Conceptual thinker. Thanks to my studies in web design, graphic design, digital photography and video editing, it is easy for me to visualize and understand software requirements. Given input from daily SCRUM meetings, acceptance criteria, team chats and emails, I regularly utilize this ability to test what the product owner actually wants, rather than what may or may not be present in a design mock up. This is backed by years of using tools such as JIRA and Azure DevOps to read, understand and estimate workloads for various software requirements in both a Waterfall and an Agile development environment.
Singular focus. I set aside any pieces that aren’t relevant to the task at hand and return to them when the time is right. Whether it is going "heads down" to perfect a SQL query so I can run a test status report with a single click, building a custom tool in JavaScript to help with data creation, writing custom scripts in Java for Selenium Web Driver, or crafting automated test suites using C#, SpecFlow, and Playwright, I pursue my goal with all of my focus and energy until it is completed correctly.

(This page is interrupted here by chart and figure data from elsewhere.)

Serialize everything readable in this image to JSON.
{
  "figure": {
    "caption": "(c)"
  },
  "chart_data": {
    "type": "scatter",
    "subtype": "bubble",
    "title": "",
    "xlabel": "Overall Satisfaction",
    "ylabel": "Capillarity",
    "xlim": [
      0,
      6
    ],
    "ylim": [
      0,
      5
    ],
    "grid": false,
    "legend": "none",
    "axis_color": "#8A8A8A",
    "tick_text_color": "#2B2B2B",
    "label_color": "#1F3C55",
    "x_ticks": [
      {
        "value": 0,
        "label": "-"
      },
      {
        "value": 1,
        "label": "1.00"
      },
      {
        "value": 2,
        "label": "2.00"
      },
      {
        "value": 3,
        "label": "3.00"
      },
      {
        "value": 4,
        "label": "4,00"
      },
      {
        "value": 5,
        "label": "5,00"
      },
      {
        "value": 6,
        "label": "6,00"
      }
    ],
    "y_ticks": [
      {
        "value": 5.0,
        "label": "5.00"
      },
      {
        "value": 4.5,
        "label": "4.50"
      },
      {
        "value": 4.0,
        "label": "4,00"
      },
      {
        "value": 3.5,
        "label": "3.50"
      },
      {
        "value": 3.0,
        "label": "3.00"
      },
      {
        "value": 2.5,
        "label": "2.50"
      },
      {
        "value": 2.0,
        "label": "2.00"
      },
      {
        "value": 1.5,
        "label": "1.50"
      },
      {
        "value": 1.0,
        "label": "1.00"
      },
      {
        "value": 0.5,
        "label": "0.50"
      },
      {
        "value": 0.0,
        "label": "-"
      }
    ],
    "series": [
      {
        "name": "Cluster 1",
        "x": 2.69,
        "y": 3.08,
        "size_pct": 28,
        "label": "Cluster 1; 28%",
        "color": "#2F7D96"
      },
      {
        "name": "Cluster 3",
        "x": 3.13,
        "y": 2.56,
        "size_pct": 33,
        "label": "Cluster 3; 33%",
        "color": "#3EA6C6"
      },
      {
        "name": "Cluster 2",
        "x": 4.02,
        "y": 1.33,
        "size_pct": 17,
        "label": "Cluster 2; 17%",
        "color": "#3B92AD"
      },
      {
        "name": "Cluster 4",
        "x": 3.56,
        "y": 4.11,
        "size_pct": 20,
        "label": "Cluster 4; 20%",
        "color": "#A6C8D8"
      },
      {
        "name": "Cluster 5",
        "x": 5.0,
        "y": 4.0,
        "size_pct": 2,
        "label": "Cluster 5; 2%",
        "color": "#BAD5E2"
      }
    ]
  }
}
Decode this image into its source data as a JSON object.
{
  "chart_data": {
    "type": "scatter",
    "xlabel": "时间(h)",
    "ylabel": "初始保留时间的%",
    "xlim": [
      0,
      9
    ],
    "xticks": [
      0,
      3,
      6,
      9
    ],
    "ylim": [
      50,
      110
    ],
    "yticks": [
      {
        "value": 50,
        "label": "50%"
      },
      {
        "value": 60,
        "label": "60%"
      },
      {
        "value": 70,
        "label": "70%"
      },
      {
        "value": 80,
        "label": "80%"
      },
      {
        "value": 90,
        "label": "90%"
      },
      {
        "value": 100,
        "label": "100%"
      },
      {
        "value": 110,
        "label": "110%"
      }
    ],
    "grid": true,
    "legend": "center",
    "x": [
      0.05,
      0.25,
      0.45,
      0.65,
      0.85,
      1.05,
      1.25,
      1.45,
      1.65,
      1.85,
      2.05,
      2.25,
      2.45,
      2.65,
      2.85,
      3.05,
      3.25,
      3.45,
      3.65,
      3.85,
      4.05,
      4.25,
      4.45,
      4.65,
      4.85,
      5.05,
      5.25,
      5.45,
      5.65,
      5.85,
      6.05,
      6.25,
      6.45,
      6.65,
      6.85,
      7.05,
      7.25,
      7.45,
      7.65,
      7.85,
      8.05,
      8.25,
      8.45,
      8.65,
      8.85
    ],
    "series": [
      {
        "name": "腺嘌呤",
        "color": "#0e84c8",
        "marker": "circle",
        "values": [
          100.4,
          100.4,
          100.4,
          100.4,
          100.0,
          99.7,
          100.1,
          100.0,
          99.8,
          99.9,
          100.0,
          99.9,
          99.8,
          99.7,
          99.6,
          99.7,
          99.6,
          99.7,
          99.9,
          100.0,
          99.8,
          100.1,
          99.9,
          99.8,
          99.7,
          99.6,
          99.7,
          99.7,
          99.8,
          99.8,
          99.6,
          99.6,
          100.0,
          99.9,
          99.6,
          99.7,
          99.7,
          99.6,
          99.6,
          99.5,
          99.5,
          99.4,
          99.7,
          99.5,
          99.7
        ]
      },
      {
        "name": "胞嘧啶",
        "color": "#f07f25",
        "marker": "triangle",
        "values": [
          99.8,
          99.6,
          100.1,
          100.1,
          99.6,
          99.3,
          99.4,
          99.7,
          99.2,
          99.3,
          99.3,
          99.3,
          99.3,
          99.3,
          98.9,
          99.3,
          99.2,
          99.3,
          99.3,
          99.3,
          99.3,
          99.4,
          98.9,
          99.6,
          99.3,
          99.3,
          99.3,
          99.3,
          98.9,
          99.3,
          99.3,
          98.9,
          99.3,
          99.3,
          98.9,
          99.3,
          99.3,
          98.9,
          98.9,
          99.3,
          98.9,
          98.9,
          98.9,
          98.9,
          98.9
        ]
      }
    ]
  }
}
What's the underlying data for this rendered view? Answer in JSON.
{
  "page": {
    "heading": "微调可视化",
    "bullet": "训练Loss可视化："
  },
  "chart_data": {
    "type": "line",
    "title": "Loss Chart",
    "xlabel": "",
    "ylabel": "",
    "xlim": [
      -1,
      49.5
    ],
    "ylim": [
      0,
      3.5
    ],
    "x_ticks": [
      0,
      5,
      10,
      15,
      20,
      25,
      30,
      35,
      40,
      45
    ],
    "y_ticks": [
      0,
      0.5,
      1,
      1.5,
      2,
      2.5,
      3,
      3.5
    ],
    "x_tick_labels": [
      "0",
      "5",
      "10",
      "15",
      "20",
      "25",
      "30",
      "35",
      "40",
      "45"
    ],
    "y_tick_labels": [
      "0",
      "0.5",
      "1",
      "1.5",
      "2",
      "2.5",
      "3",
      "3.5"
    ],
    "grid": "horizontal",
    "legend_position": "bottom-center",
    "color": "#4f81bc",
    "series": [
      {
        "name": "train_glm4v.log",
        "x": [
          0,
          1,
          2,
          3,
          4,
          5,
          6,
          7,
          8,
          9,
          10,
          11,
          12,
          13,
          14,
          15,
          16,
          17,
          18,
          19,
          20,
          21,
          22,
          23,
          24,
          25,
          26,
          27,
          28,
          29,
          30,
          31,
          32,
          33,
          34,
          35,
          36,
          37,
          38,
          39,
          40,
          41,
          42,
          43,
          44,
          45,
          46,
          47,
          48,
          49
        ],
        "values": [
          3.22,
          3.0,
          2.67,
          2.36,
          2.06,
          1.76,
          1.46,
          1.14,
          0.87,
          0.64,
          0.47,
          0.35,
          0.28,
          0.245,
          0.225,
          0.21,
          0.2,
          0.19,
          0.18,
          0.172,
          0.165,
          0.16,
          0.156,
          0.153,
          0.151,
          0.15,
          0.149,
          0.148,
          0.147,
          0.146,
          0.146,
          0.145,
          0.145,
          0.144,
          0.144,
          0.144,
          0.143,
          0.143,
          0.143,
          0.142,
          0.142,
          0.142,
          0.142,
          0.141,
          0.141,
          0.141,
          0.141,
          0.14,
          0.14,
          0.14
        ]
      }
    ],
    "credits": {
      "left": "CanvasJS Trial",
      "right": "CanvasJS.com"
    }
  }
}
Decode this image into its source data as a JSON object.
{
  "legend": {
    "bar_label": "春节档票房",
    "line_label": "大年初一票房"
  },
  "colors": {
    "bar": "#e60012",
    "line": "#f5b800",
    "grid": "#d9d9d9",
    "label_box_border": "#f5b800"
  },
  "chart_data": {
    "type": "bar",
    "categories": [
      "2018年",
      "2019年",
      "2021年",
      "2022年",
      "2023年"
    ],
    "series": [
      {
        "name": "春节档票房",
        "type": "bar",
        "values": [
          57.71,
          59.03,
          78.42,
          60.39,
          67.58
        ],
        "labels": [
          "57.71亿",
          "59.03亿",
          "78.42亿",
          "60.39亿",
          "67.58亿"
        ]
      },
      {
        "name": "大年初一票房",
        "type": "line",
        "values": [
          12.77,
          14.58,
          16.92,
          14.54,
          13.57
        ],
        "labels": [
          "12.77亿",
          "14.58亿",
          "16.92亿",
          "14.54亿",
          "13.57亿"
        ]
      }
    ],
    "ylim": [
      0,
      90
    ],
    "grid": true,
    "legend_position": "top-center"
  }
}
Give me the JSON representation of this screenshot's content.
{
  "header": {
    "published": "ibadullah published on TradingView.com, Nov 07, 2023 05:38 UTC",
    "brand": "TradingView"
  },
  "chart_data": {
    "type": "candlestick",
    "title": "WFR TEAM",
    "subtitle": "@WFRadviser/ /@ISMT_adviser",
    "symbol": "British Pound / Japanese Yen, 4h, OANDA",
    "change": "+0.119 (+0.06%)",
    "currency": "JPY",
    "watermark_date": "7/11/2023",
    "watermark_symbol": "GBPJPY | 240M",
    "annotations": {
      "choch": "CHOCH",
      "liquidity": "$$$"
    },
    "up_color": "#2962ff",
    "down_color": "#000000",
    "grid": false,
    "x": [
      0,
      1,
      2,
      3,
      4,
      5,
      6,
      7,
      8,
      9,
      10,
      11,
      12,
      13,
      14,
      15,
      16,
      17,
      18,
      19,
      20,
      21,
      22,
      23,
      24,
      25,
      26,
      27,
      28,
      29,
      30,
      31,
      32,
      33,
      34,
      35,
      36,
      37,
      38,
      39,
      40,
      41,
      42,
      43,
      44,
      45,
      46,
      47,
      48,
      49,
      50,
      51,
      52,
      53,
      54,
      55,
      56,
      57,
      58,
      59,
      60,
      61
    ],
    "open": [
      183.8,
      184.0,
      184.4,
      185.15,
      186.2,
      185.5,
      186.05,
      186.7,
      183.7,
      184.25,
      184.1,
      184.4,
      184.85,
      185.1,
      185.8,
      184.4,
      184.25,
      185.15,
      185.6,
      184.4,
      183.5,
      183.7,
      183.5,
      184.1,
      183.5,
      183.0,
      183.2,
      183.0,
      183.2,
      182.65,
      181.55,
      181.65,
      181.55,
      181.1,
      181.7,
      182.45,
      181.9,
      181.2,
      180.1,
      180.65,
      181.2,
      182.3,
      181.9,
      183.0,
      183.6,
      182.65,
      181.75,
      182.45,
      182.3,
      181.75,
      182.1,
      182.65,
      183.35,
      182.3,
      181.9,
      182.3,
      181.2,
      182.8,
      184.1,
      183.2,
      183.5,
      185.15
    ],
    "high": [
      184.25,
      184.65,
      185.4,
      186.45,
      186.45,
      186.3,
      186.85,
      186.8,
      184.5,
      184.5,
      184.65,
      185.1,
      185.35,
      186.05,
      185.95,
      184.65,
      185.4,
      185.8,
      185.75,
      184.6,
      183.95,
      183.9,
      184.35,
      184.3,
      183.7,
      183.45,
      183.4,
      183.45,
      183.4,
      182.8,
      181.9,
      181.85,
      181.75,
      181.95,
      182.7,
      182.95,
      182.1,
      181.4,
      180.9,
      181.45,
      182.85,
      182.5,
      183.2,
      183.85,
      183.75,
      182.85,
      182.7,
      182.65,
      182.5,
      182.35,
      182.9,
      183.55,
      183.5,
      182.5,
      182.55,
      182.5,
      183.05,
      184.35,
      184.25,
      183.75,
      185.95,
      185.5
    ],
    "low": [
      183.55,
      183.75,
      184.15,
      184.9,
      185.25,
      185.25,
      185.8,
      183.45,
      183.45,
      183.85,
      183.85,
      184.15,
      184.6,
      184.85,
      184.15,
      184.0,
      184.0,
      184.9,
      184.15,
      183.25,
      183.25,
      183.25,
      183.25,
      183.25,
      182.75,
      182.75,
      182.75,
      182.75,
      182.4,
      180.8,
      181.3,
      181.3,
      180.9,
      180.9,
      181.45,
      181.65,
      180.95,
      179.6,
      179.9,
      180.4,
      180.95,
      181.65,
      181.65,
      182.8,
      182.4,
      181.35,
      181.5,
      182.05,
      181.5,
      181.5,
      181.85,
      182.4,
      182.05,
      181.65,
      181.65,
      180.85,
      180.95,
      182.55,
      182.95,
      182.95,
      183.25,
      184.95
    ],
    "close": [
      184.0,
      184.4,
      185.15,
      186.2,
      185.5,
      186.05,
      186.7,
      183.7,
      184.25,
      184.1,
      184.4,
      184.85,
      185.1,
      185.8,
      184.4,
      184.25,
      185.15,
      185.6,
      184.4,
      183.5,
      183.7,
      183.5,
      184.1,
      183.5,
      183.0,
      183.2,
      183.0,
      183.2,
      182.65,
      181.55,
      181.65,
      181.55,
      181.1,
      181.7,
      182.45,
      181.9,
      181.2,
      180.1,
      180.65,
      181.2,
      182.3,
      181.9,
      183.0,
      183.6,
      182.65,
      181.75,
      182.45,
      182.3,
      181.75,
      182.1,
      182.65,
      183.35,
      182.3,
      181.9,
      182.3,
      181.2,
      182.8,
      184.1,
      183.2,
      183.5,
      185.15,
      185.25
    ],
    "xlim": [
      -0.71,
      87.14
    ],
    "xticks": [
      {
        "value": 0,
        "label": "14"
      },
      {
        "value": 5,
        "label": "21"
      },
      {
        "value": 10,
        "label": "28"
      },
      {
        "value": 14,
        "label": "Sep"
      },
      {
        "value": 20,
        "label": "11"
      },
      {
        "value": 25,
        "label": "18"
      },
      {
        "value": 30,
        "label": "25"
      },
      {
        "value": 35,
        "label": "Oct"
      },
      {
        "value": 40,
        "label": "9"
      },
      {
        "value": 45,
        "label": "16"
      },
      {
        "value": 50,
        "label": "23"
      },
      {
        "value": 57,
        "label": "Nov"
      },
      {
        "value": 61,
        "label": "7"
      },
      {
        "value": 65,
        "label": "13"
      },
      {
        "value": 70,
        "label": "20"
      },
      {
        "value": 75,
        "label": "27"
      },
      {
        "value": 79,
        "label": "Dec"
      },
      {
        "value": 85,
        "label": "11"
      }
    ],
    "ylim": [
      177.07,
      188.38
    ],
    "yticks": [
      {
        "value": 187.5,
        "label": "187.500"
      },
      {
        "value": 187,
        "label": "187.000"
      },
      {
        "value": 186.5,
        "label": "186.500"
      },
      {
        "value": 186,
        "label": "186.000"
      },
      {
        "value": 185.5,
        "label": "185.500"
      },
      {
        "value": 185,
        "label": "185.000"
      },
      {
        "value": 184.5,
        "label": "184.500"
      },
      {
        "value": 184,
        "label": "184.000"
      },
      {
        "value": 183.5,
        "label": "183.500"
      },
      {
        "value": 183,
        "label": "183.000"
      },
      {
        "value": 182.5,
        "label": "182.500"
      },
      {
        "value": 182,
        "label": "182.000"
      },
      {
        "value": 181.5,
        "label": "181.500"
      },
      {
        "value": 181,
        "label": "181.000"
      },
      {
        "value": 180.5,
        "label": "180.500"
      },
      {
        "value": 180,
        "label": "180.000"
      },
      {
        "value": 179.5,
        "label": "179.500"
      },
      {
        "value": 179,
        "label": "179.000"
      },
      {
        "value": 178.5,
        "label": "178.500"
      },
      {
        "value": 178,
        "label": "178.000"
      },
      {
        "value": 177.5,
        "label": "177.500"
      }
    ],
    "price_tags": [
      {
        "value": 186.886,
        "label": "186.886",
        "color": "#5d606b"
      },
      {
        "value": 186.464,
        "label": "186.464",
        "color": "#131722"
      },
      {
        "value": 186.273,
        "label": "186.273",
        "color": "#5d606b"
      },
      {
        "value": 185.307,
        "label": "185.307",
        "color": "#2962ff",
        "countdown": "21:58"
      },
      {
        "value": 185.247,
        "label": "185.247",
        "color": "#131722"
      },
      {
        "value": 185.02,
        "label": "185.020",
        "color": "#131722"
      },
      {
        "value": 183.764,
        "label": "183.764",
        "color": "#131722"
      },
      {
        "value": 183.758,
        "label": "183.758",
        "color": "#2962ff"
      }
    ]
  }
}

Breaks apart the whole. When designing test scenarios, I break down the software to its individual parts and figure out which pieces fit together. This allows me to spot structural weaknesses before they are constructed in order to build test cases that will push the product to the breaking point. Time and time again I have used HP Quality Center, SOAPUI, Protractor, Postman, Microsoft Visual Studio (and Visual Studio Code), and Microsoft SQL Server Management Studio to aid in and perform both black and white box software testing and complex data creation tasks.
Puts the pieces back together. Once I have finished smashing your software to bits, I own all of my defects until they have been fixed. Through previous retail and call center experience handling customer requests, as well as collegiate study in Japanese, I am able to effectively communicate testing progress and defect importance to both my local and remote colleagues and leadership. Once I sign off that my test cases and defects are complete, you can be sure your software has been rebuilt brick by brick with a more stable foundation so it can weather the storm that is the user base without crashing.